Jan 27 2012
My daughter and I spent some time over Christmas break volunteering at For His Children
Orphanage in Quito, Ecuador. As orphanages go, this must be one the best in the world. The kids are loved and nurtured by their tias. They have plenty to eat, they bathe everyday and go to school, and they receive therapy as is appropriate to their needs. They live in a sweet house with lots of little beds and a great yard in which to play. As orphans, they pretty much have it made, but the fact remains: they are still orphans.
Playing with Mateo brought this fact home to me. Mateo is a bright-eyed 3-year-old. His eyes really sparkle. He is big for his age, and he loves to play soccer. I was so impressed with this kid. He had a great soccer kick and Spanish that I understood. Among a group of a dozen or so kids, this one stood out. It was obvious that he really had something going for him. I found out later in the day that he really does have something good going. Mateo has a family. Mateo has a Mom and a Dad. He was hanging with the kids at the orphanage the day after Christmas because he had come to work with is Mom.
While every one of the kids who lives at For His Children is lovingly taken care of by the tias and any number of volunteers that come to help, they don’t have a Mom or Dad, and it shows.

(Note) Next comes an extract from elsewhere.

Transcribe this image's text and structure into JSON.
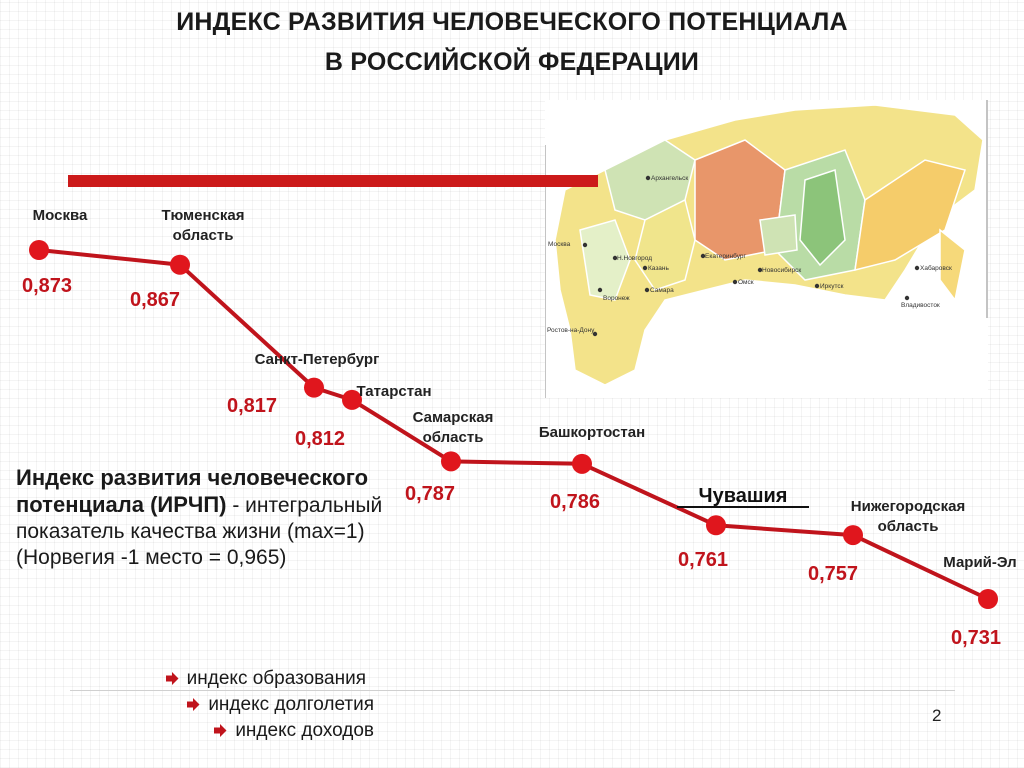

If I was a great writer, I would have some poignant way to end this little story, but I don’t. I am just haunted by the eyes of Sofia, Belen, Jeremias, Josue, Jofrey, Leslie, Daniella, Nati, Vilma and Assiato—all the little ones at For His Children who do not have what Mateo has, what I have, and what most of you who read this have: A Mom and Dad. A family. A home. Lord Bless those children and every child whose eyes don’t sparkle with the knowledge of family.